Bees are dying at an alarming rate and it could single-handedly destroy life on our planet. Whew. Take a deep breath, Joe. Let your conspiracy-theorist mind take a nap. What many don’t know is that flies, too, are able to pollinate, though not near as effective. Why? Some say it is because they’re terrible at carrying around money, er, pollen I mean, because their legs aren’t hairy. However, I say it is because flies are equally as attracted to the smell of crap as they are to the sweet smell of flowers. Want to make more money? Appeal more to the bees than the flies. They pollinate you with far more money than flies.
There is an old English proverb, “you catch more bees with honey than vinegar”. A similar statement exists, “you catch more flies with honey than vinegar.” This translates to the idea that you are more desired if you’re sweet, rather than acidic. With that said, I submit to you that you catch more flies with crap than with honey. Flies don’t care about taste. They care about the easiest and cheapest garbage around. Bees seek a source of delicious nectar and you must supply this to them if you seek pollination.
As I analogized, information and product are pollen. The information and experience you provide them through lead management, call handling, and face to face in the showroom is what lures bees to you. Here are a few helpful hints on how to position yourself as a flower in need of a visit.
How to attract bees:
1. On your website: Give your shoppers the ability to view pricing, see incentives, read reviews, compare off-brand models with yours, calculate payments, get approved for financing, estimate their trade value, and create their deal on real inventory. Don’t withhold any online nectar or they’ll fly right past your website. (Filling your pages with keyword-focused word diarrhea for the search engines attracts only flies and Google spiders, not bees.)
2. Responding to leads: Send them something sweet in the form of education.
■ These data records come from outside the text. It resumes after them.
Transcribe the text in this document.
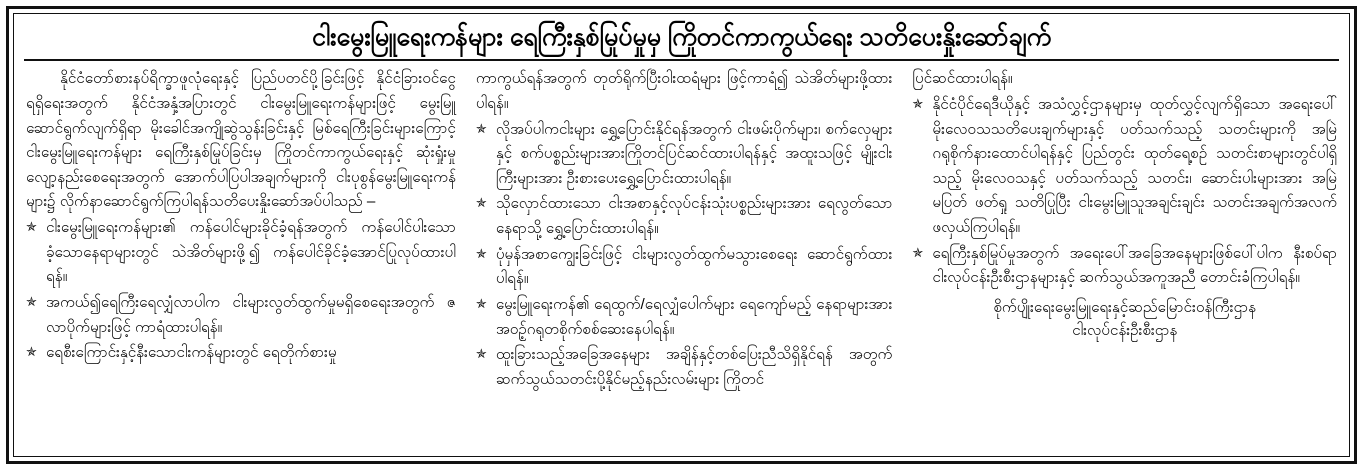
ငါးမွေးမြူရေးကန်များ ရေကြီးနှစ်မြုပ်မှုမှ ကြိုတင်ကာကွယ်ရေး သတိပေးနှိုးဆော်ချက်

နိုင်ငံတော်စားနပ်ရိက္ခာဖူလုံရေးနှင့် ပြည်ပတင်ပို့ခြင်းဖြင့် နိုင်ငံခြားဝင်ငွေရရှိရေးအတွက် နိုင်ငံအနှံ့အပြားတွင် ငါးမွေးမြူရေးကန်များဖြင့် မွေးမြူဆောင်ရွက်လျက်ရှိရာ မိုးခေါင်အကျိုဆွဲသွန်းခြင်းနှင့် မြစ်ရေကြီးခြင်းများကြောင့် ငါးမွေးမြူရေးကန်များ ရေကြီးနှစ်မြုပ်ခြင်းမှ ကြိုတင်ကာကွယ်ရေးနှင့် ဆုံးရှုံးမှုလျော့နည်းစေရေးအတွက် အောက်ပါပြပါအချက်များကို ငါးပုစွန်မွေးမြူရေးကန်များ၌ လိုက်နာဆောင်ရွက်ကြပါရန်သတိပေးနှိုးဆော်အပ်ပါသည် –

✯ ငါးမွေးမြူရေးကန်များ၏ ကန်ပေါင်များခိုင်ခံ့ရန်အတွက် ကန်ပေါင်ပါးသောခံ့သောနေရာများတွင် သဲအိတ်များဖို့၍ ကန်ပေါင်ခိုင်ခံ့အောင်ပြုလုပ်ထားပါရန်။
✯ အကယ်၍ရေကြီးရေလျှံလာပါက ငါးများလွတ်ထွက်မှုမရှိစေရေးအတွက် ဇလာပိုက်များဖြင့် ကာရံထားပါရန်။
✯ ရေစီးကြောင်းနှင့်နီးသောငါးကန်များတွင် ရေတိုက်စားမှု

ကာကွယ်ရန်အတွက် တုတ်ရိုက်ပြီးဝါးထရံများ ဖြင့်ကာရံ၍ သဲအိတ်များဖို့ထားပါရန်။

✯ လိုအပ်ပါကငါးများ ရွှေ့ပြောင်းနိုင်ရန်အတွက် ငါးဖမ်းပိုက်များ၊ စက်လှေများနှင့် စက်ပစ္စည်းများအားကြိုတင်ပြင်ဆင်ထားပါရန်နှင့် အထူးသဖြင့် မျိုးငါးကြီးများအား ဦးစားပေးရွှေ့ပြောင်းထားပါရန်။
✯ သိုလှောင်ထားသော ငါးအစာနှင့်လုပ်ငန်းသုံးပစ္စည်းများအား ရေလွတ်သောနေရာသို့ ရွှေ့ပြောင်းထားပါရန်။
✯ ပုံမှန်အစာကျွေးခြင်းဖြင့် ငါးများလွတ်ထွက်မသွားစေရေး ဆောင်ရွက်ထားပါရန်။
✯ မွေးမြူရေးကန်၏ ရေထွက်/ရေလျှံပေါက်များ ရေကျော်မည့် နေရာများအား အဝဥ့်ဂရုတစိုက်စစ်ဆေးနေပါရန်။
✯ ထူးခြားသည့်အခြေအနေများ အချိန်နှင့်တစ်ပြေးညီသိရှိနိုင်ရန် အတွက်ဆက်သွယ်သတင်းပို့နိုင်မည့်နည်းလမ်းများ ကြိုတင်

ပြင်ဆင်ထားပါရန်။

✯ နိုင်ငံပိုင်ရေဒီယိုနှင့် အသံလွှင့်ဌာနများမှ ထုတ်လွှင့်လျက်ရှိသော အရေးပေါ်မိုးလေဝသသတိပေးချက်များနှင့် ပတ်သက်သည့် သတင်းများကို အမြဲဂရုစိုက်နားထောင်ပါရန်နှင့် ပြည်တွင်း ထုတ်ရေ့စဉ် သတင်းစာများတွင်ပါရှိသည့် မိုးလေဝသနှင့် ပတ်သက်သည့် သတင်း၊ ဆောင်းပါးများအား အမြဲမပြတ် ဖတ်ရှု သတိပြုပြီး ငါးမွေးမြူသူအချင်းချင်း သတင်းအချက်အလက် ဖလှယ်ကြပါရန်။
✯ ရေကြီးနှစ်မြုပ်မှုအတွက် အရေးပေါ်အခြေအနေများဖြစ်ပေါ်ပါက နီးစပ်ရာငါးလုပ်ငန်းဦးစီးဌာနများနှင့် ဆက်သွယ်အကူအညီ တောင်းခံကြပါရန်။
စိုက်ပျိုးရေးမွေးမြူရေးနှင့်ဆည်မြောင်းဝန်ကြီးဌာန
ငါးလုပ်ငန်းဦးစီးဌာန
Confirm discounted pricing, craft a positive worded reply, put together an appetizing quote, share a colorful video, and use natural language (the language of nature) in your responses. (Sending generic emails serves no purpose).
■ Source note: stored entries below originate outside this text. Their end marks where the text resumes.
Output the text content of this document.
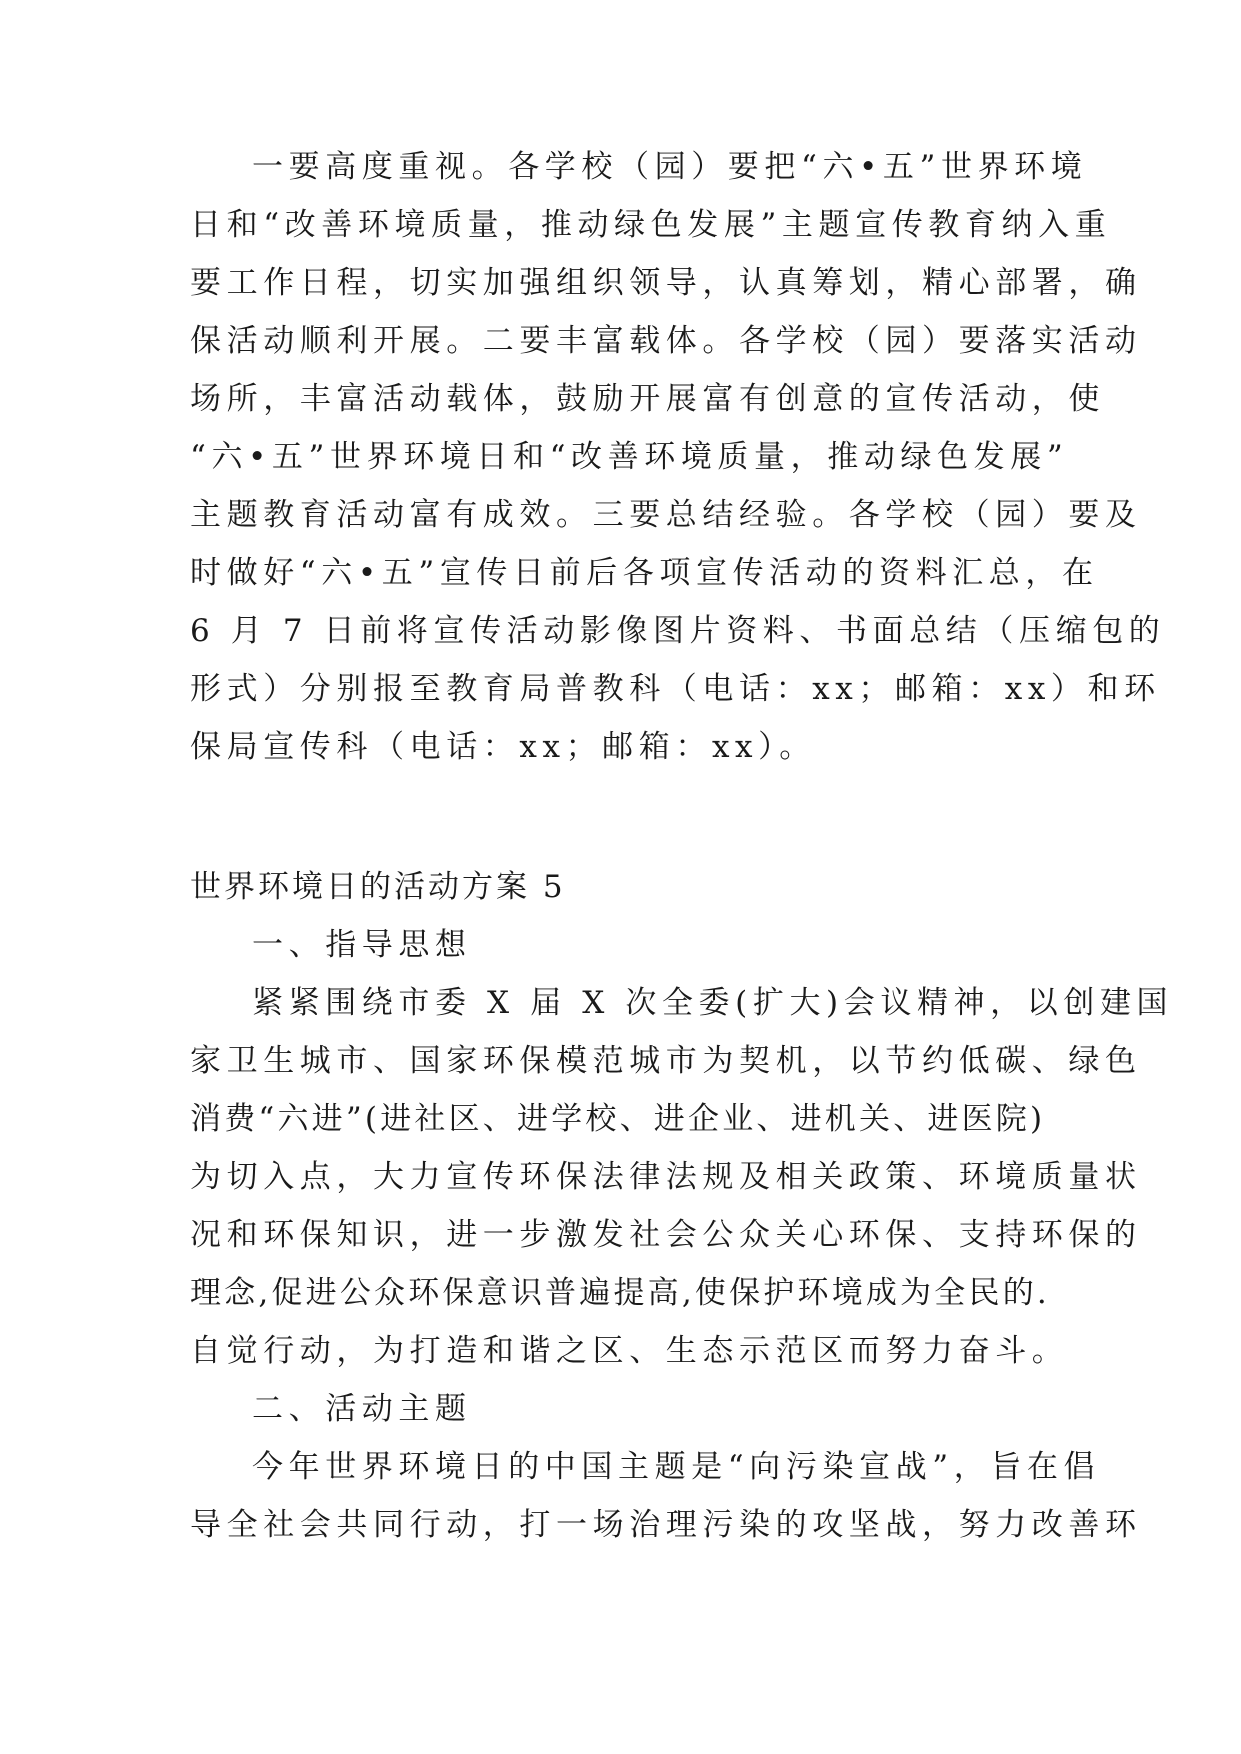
一要高度重视。各学校（园）要把“六•五”世界环境
日和“改善环境质量，推动绿色发展”主题宣传教育纳入重
要工作日程，切实加强组织领导，认真筹划，精心部署，确
保活动顺利开展。二要丰富载体。各学校（园）要落实活动
场所，丰富活动载体，鼓励开展富有创意的宣传活动，使
“六•五”世界环境日和“改善环境质量，推动绿色发展”
主题教育活动富有成效。三要总结经验。各学校（园）要及
时做好“六•五”宣传日前后各项宣传活动的资料汇总，在
6 月 7 日前将宣传活动影像图片资料、书面总结（压缩包的
形式）分别报至教育局普教科（电话：xx；邮箱：xx）和环
保局宣传科（电话：xx；邮箱：xx）。
世界环境日的活动方案 5
一、指导思想
紧紧围绕市委 X 届 X 次全委(扩大)会议精神，以创建国
家卫生城市、国家环保模范城市为契机，以节约低碳、绿色
消费“六进”(进社区、进学校、进企业、进机关、进医院)
为切入点，大力宣传环保法律法规及相关政策、环境质量状
况和环保知识，进一步激发社会公众关心环保、支持环保的
理念,促进公众环保意识普遍提高,使保护环境成为全民的.
自觉行动，为打造和谐之区、生态示范区而努力奋斗。
二、活动主题
今年世界环境日的中国主题是“向污染宣战”，旨在倡
导全社会共同行动，打一场治理污染的攻坚战，努力改善环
3. Handling sales calls: Be thankful and personable, answer their questions, ask more in return to guide them, invite them to your flower by delivering pollen and promising more of it. If you offer customers no information nectar, there is nothing to lure them to you. If you fill your speech with garbage word tracks, you will only catch flies, not bees. Talk sweet to them on the phone, not robotic. Being overly scripted sounds like crap. And carp only attracts flies.
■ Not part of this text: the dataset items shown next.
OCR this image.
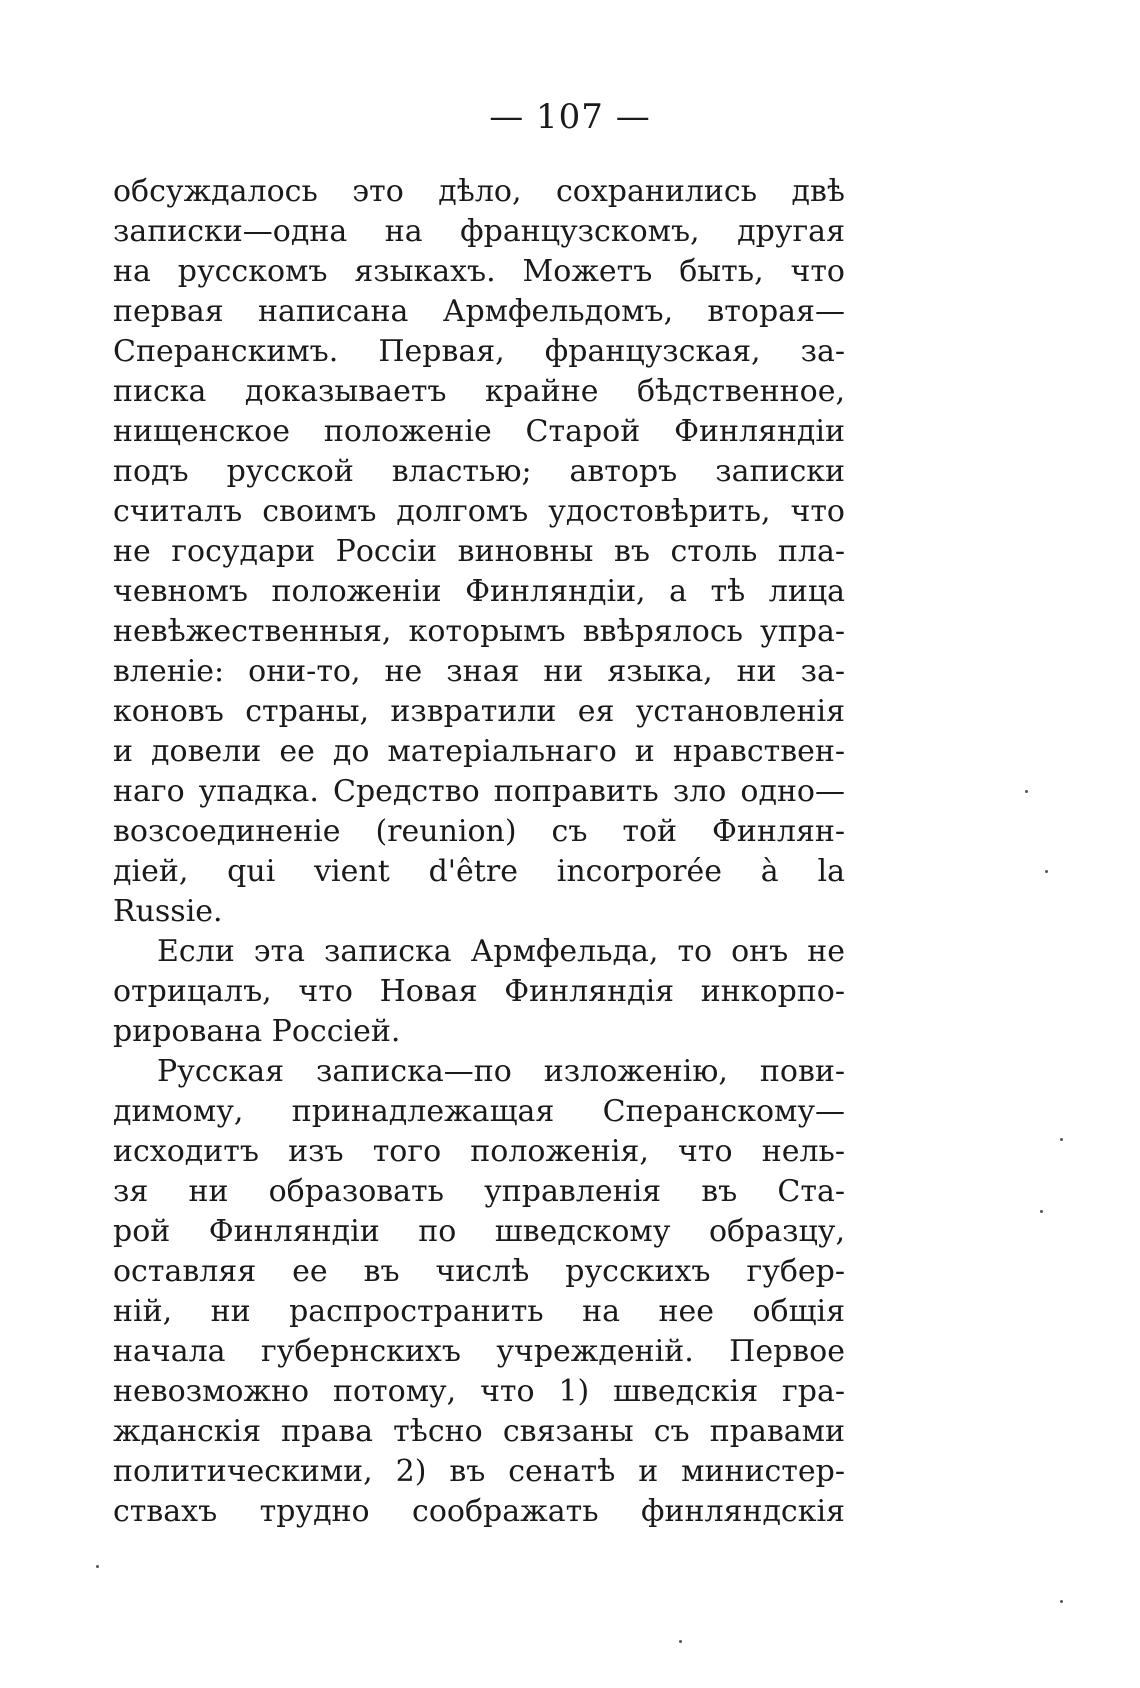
— 107 —
обсуждалось это дѣло, сохранились двѣ
записки—одна на французскомъ, другая
на русскомъ языкахъ. Можетъ быть, что
первая написана Армфельдомъ, вторая—
Сперанскимъ. Первая, французская, за-
писка доказываетъ крайне бѣдственное,
нищенское положеніе Старой Финляндіи
подъ русской властью; авторъ записки
считалъ своимъ долгомъ удостовѣрить, что
не государи Россіи виновны въ столь пла-
чевномъ положеніи Финляндіи, а тѣ лица
невѣжественныя, которымъ ввѣрялось упра-
вленіе: они-то, не зная ни языка, ни за-
коновъ страны, извратили ея установленія
и довели ее до матеріальнаго и нравствен-
наго упадка. Средство поправить зло одно—
возсоединеніе (reunion) съ той Финлян-
діей, qui vient d'être incorporée à la
Russie.
Если эта записка Армфельда, то онъ не
отрицалъ, что Новая Финляндія инкорпо-
рирована Россіей.
Русская записка—по изложенію, пови-
димому, принадлежащая Сперанскому—
исходитъ изъ того положенія, что нель-
зя ни образовать управленія въ Ста-
рой Финляндіи по шведскому образцу,
оставляя ее въ числѣ русскихъ губер-
ній, ни распространить на нее общія
начала губернскихъ учрежденій. Первое
невозможно потому, что 1) шведскія гра-
жданскія права тѣсно связаны съ правами
политическими, 2) въ сенатѣ и министер-
ствахъ трудно соображать финляндскія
4. Delivering a memorable showroom experience. All the data points to the fact that customers will pay more for better experiences. If you offer the cheapest flower, you won’t get the best bees. Once you have them in your store, how flexible are you at delivering the best pollination procedures the garden has to offer? By forcing customers to follow an antiquated road to the sale that is formulaic and serve up crappy experiences, the only ones willing to stick around will be the flies.
In the end, we must realize we need each other. Customers need dealerships (for now) the way bees and flowers are imperative to the survival of each other. Flies don’t need flowers and flowers don’t need flies. Not while we have bees still circulating the interwebs and pollinating organizations with their money. Organizations that are going to grow, bloom, blossom and spread will be those that put out the sweetest smelling communication, the most colorful content, and the most bee-centric experience possible. Think of who you serve and who you seek. If you’re not building a better flower for the best visitor, you’re going to wither away and die.